3:57 p.m. ET, December 1, 2020

Canada's prime minister announces more than $77 billion in coronavirus stimulus

From CNN’s Paula Newton in Atlanta 

Prime Minister Justin Trudeau holds a press conference at Rideau Cottage in Ottawa on December 1.
Prime Minister Justin Trudeau holds a press conference at Rideau Cottage in Ottawa on December 1. Sean Kilpatrick/The Canadian Press/AP

Canadian Prime Minister Justin Trudeau acknowledged Tuesday that a second wave of the virus was compromising Canada’s economic recovery and pledged more than $77 billion more in stimulus. 

"This will be a significant investment to get our economy back on track and it's an investment that will make sure no one gets left behind," he said during a news conference in Ottawa Tuesday. 

The program will prioritize young families and other impacted communities. Trudeau added that the historic stimulus will be equal to more than 3% of GDP.
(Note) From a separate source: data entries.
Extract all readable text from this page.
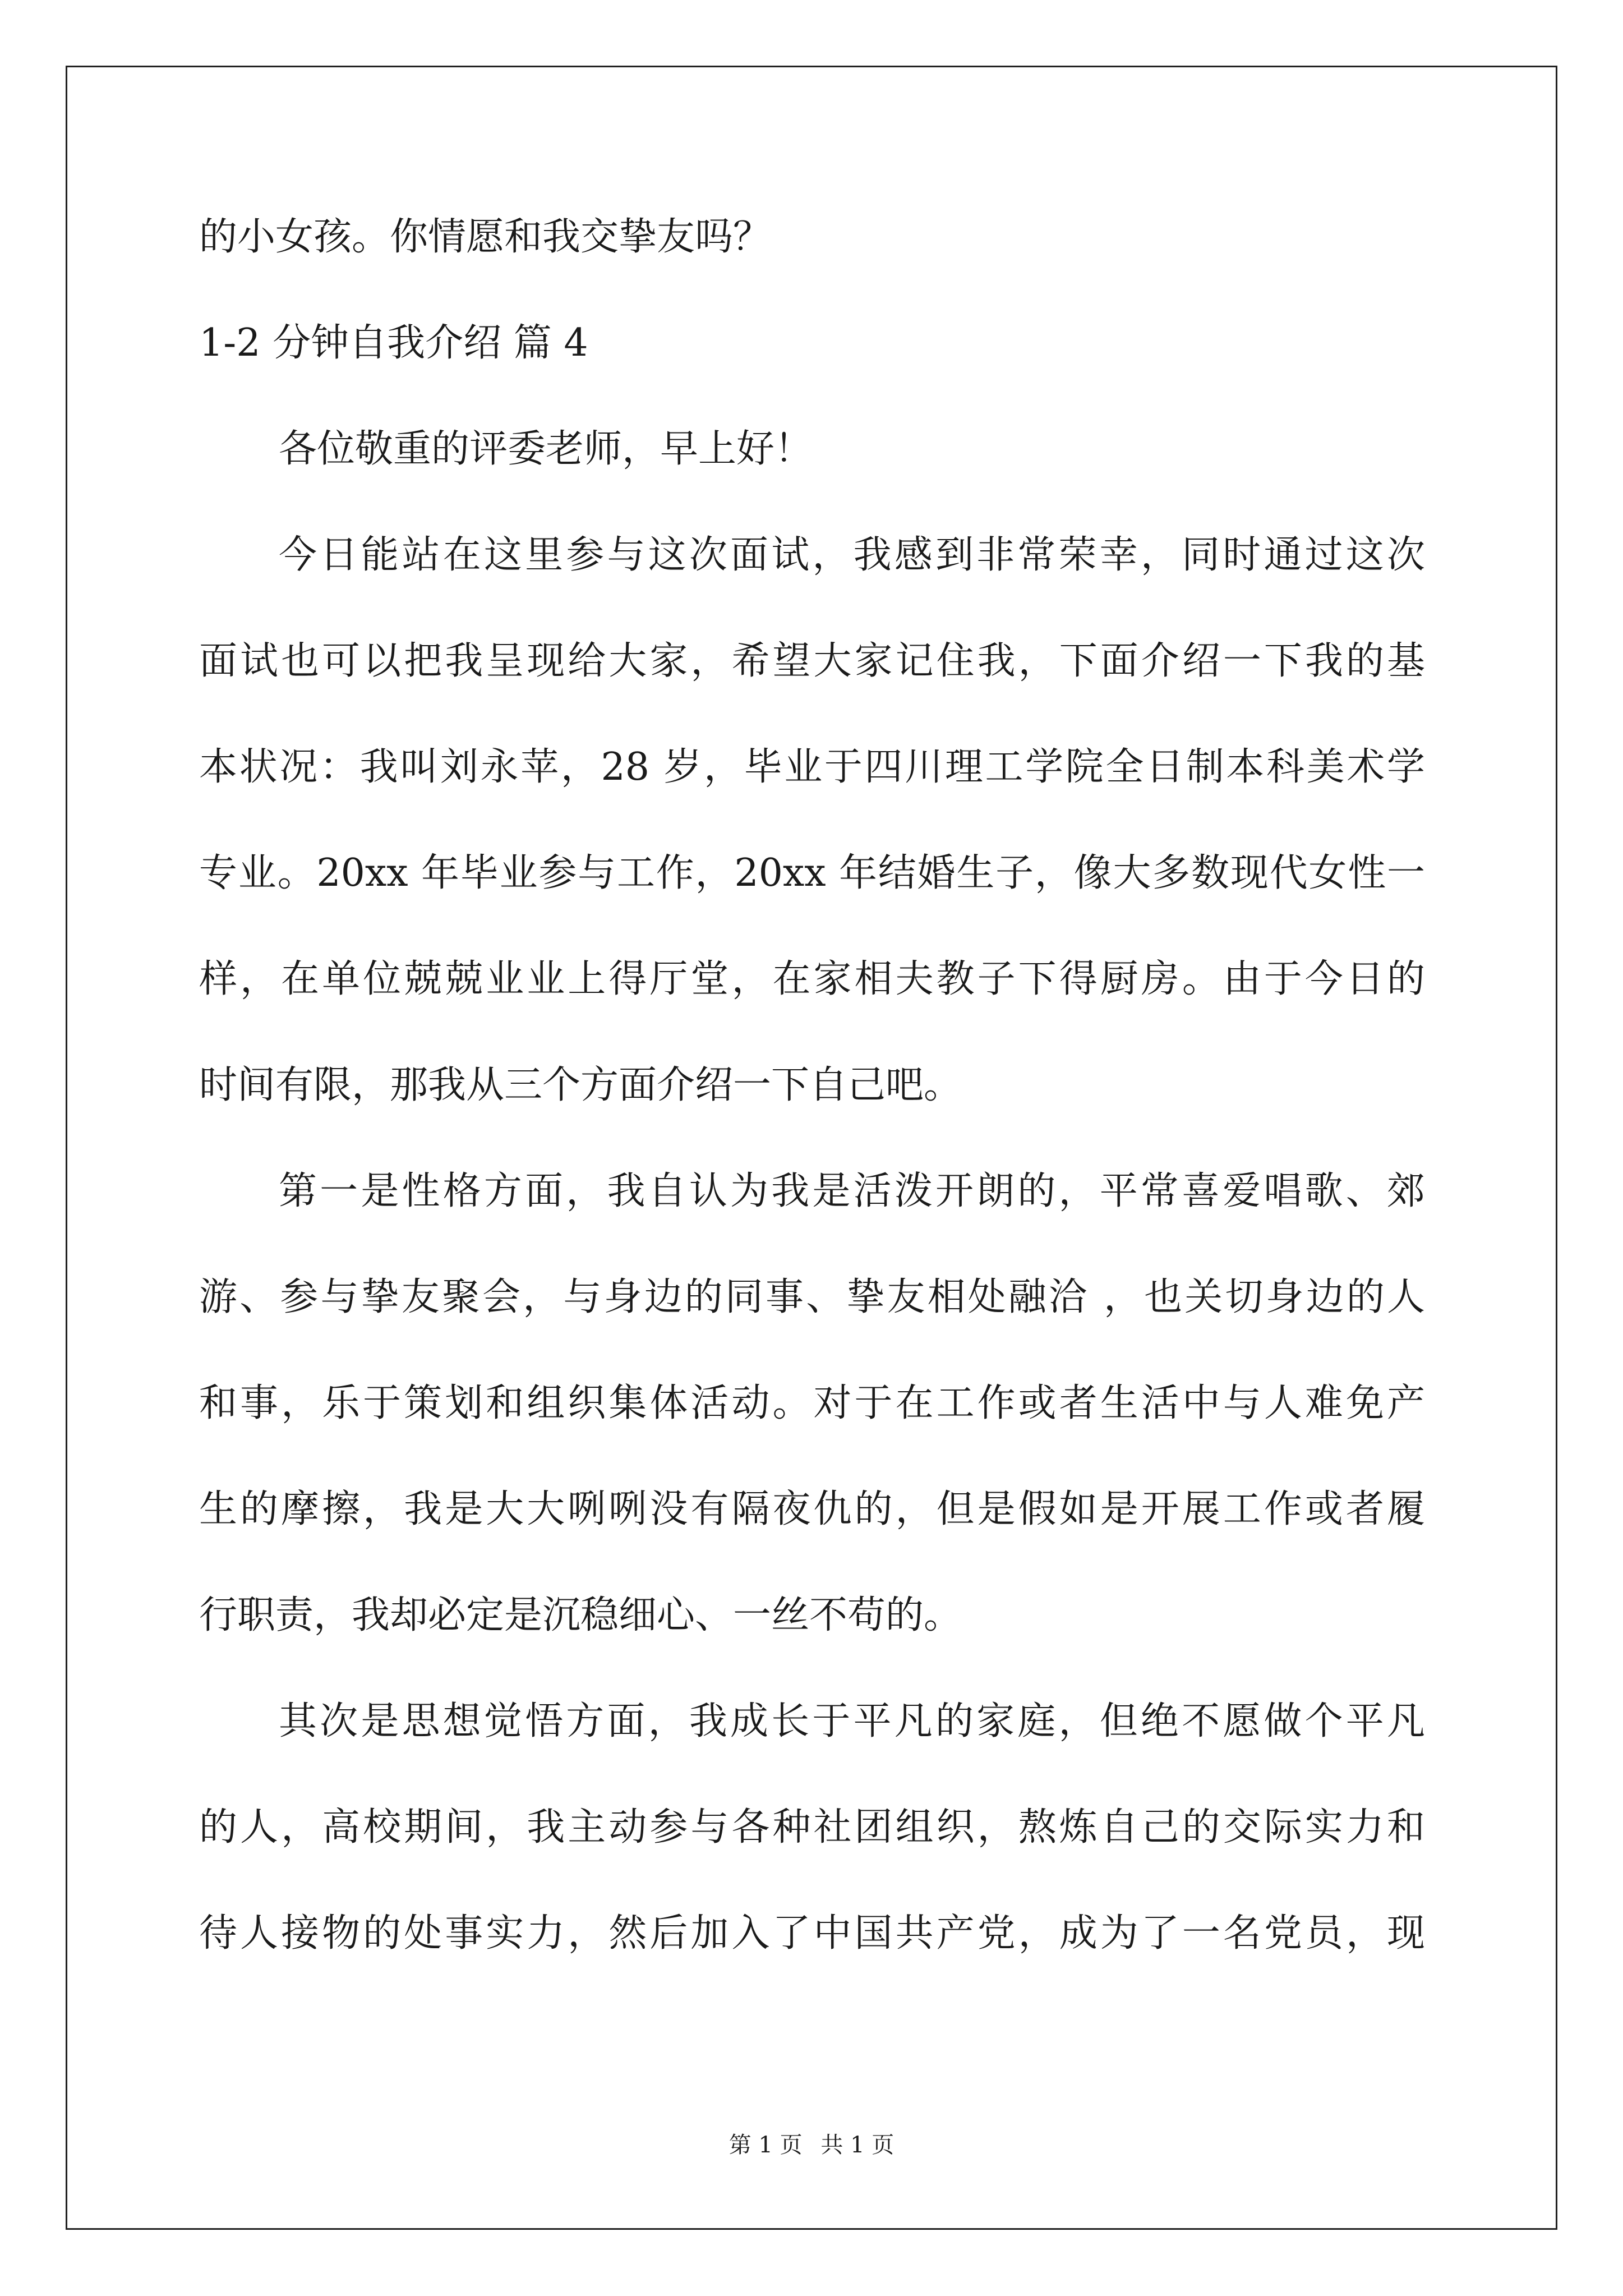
的小女孩。你情愿和我交挚友吗？

1-2 分钟自我介绍 篇 4

各位敬重的评委老师，早上好！

今日能站在这里参与这次面试，我感到非常荣幸，同时通过这次

面试也可以把我呈现给大家，希望大家记住我，下面介绍一下我的基

本状况：我叫刘永苹，28 岁，毕业于四川理工学院全日制本科美术学

专业。20xx 年毕业参与工作，20xx 年结婚生子，像大多数现代女性一

样，在单位兢兢业业上得厅堂，在家相夫教子下得厨房。由于今日的

时间有限，那我从三个方面介绍一下自己吧。

第一是性格方面，我自认为我是活泼开朗的，平常喜爱唱歌、郊

游、参与挚友聚会，与身边的同事、挚友相处融洽 ，也关切身边的人

和事，乐于策划和组织集体活动。对于在工作或者生活中与人难免产

生的摩擦，我是大大咧咧没有隔夜仇的，但是假如是开展工作或者履

行职责，我却必定是沉稳细心、一丝不苟的。

其次是思想觉悟方面，我成长于平凡的家庭，但绝不愿做个平凡

的人，高校期间，我主动参与各种社团组织，熬炼自己的交际实力和

待人接物的处事实力，然后加入了中国共产党，成为了一名党员，现

第 1 页 共 1 页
Canada’s average weekly test positivity rate has soared to more than 7% on average in the last week of November according to the Public Health Agency of Canada. 
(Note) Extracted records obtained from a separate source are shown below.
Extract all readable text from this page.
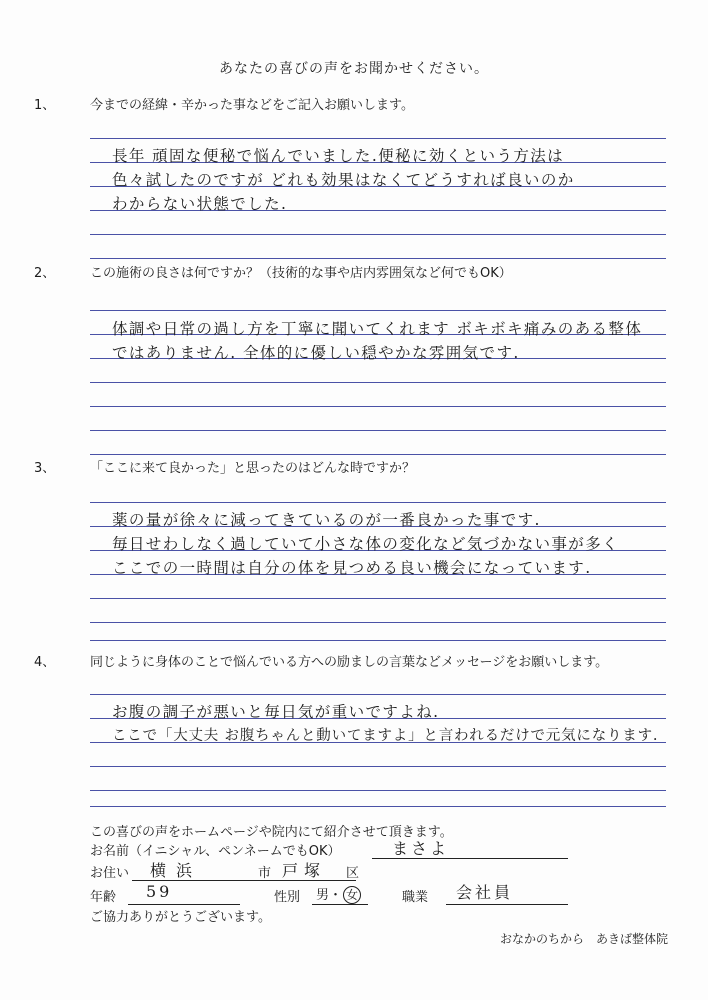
あなたの喜びの声をお聞かせください。
1、	今までの経緯・辛かった事などをご記入お願いします。
長年 頑固な便秘で悩んでいました.便秘に効くという方法は
色々試したのですが どれも効果はなくてどうすれば良いのか
わからない状態でした.
2、	この施術の良さは何ですか？（技術的な事や店内雰囲気など何でもOK）
体調や日常の過し方を丁寧に聞いてくれます ボキボキ痛みのある整体
ではありません. 全体的に優しい穏やかな雰囲気です.
3、	「ここに来て良かった」と思ったのはどんな時ですか？
薬の量が徐々に減ってきているのが一番良かった事です.
毎日せわしなく過していて小さな体の変化など気づかない事が多く
ここでの一時間は自分の体を見つめる良い機会になっています.
4、	同じように身体のことで悩んでいる方への励ましの言葉などメッセージをお願いします。
お腹の調子が悪いと毎日気が重いですよね.
ここで「大丈夫 お腹ちゃんと動いてますよ」と言われるだけで元気になります.
この喜びの声をホームページや院内にて紹介させて頂きます。
お名前（イニシャル、ペンネームでもOK）	まさよ
お住い 横浜	市 戸塚 区
年齢 59	性別 男・ 女	職業 会社員
ご協力ありがとうございます。
おなかのちから　あきば整体院
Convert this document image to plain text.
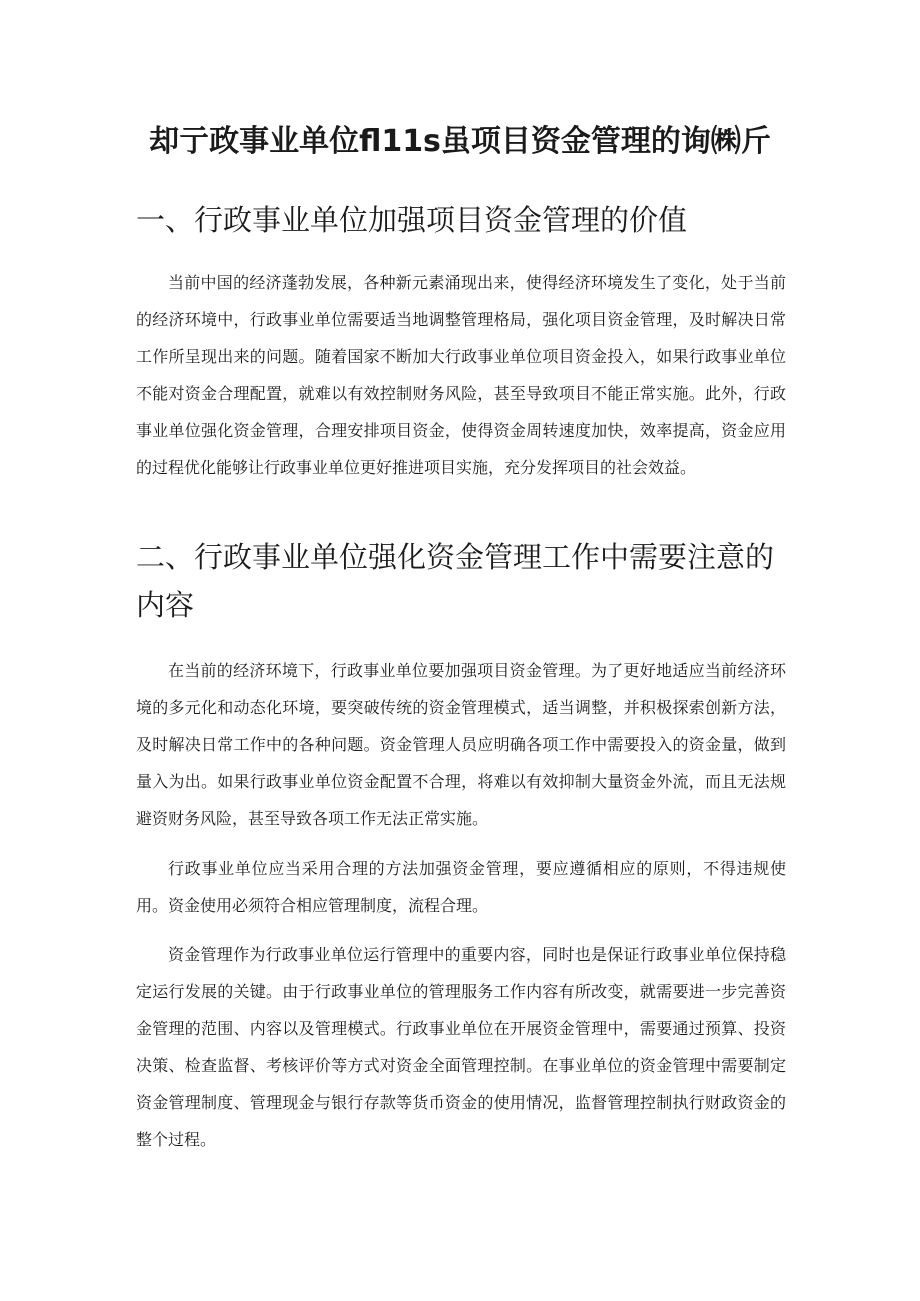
却亍政事业单位fl11s虽项目资金管理的询㈱斤
一、行政事业单位加强项目资金管理的价值

当前中国的经济蓬勃发展，各种新元素涌现出来，使得经济环境发生了变化，处于当前的经济环境中，行政事业单位需要适当地调整管理格局，强化项目资金管理，及时解决日常工作所呈现出来的问题。随着国家不断加大行政事业单位项目资金投入，如果行政事业单位不能对资金合理配置，就难以有效控制财务风险，甚至导致项目不能正常实施。此外，行政事业单位强化资金管理，合理安排项目资金，使得资金周转速度加快，效率提高，资金应用的过程优化能够让行政事业单位更好推进项目实施，充分发挥项目的社会效益。

二、行政事业单位强化资金管理工作中需要注意的内容

在当前的经济环境下，行政事业单位要加强项目资金管理。为了更好地适应当前经济环境的多元化和动态化环境，要突破传统的资金管理模式，适当调整，并积极探索创新方法，及时解决日常工作中的各种问题。资金管理人员应明确各项工作中需要投入的资金量，做到量入为出。如果行政事业单位资金配置不合理，将难以有效抑制大量资金外流，而且无法规避资财务风险，甚至导致各项工作无法正常实施。

行政事业单位应当采用合理的方法加强资金管理，要应遵循相应的原则，不得违规使用。资金使用必须符合相应管理制度，流程合理。

资金管理作为行政事业单位运行管理中的重要内容，同时也是保证行政事业单位保持稳定运行发展的关键。由于行政事业单位的管理服务工作内容有所改变，就需要进一步完善资金管理的范围、内容以及管理模式。行政事业单位在开展资金管理中，需要通过预算、投资决策、检查监督、考核评价等方式对资金全面管理控制。在事业单位的资金管理中需要制定资金管理制度、管理现金与银行存款等货币资金的使用情况，监督管理控制执行财政资金的整个过程。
In an interview with the Canadian Broadcasting Corporation (CBC) Tuesday, Trudeau said that given the current spike in cases in Canada and worldwide, he would continue to ban most non-essential travel to Canada, including maintaining a partial border closure with the US. 

“Until the virus is significantly more under control everywhere around the world, we’re not going to be releasing the restrictions at the border,” Trudeau told the CBC. 

Note: These numbers were released by Canada's public health agency, and may not line up exactly in real time with CNN’s database drawn from Johns Hopkins University and the Covid Tracking Project.

3:49 p.m. ET, December 1, 2020

Wisconsin reports more than 100 new deaths from Covid-19

From CNN's Kay Jones

Wisconsin reported a daily record number of deaths on Tuesday, as the state continues to see a high rate of hospitalizations due to Covid-19, health officials said.

At least 107 deaths from Covid-19 were reported Tuesday — the second time the state has reported more than 100 new fatalities. There are now 3,420 total deaths statewide, the state's dashboard shows. 

Hospitals across the state are reporting "current and imminent critical staffing shortages," Department of Health Secretary-designee Andrea Palm said during a news conference today. The state dashboard currently shows that 15% of the state's staffed hospital beds are available.  

As CNN reported on Monday, nearly one in four people hospitalized in Wisconsin due to Covid-19 are in the intensive care. Gov. Tony Evers said today that more than 1,800 people are currently hospitalized due to the virus. 

Wisconsin reported 4,078 new cases Tuesday, bringing the state's total to 391,313.  

"As we continue to move through the holiday season and winter months, we must be as vigilant as ever," Evers said as he encouraged Wisconsinites to continue to wear masks and practice social distancing.

Note: These numbers were released by the state's public health agency and may not line up exactly in real time with CNN’s database drawn from Johns Hopkins University and the Covid Tracking Project.

3:35 p.m. ET, December 1, 2020

Covid-19 vaccine will not be available all at once, advisers are told

From CNN's Maggie Fox

Although federal officials expect to have 40 million doses of coronavirus vaccine available by the end of December, those doses will not all be available at once, US Centers for Disease Control and Prevention vaccine advisers were told Tuesday.

The CDC’s Advisory Committee on Immunization Practices is meeting to vote on who should be the first to get any vaccines that win emergency use authorization from the US Food and Drug Administration. ACIP is expected to designate health care workers in the first group.

One consideration: All 40 million doses would not be available right away, the CDC’s Dr. Sara Oliver told the meeting.

“We expect a constrained supply environment,” Oliver said. 

Oliver said the CDC expects between 5 million and 10 million doses will become available each week for the first few months as vaccine makers ramp up manufacturing.

That means ACIP may need to designate sub-groups to receive priority for vaccination, she said. 

Two companies – Pfizer and Moderna – have applied for EUA from the FDA for coronavirus vaccines.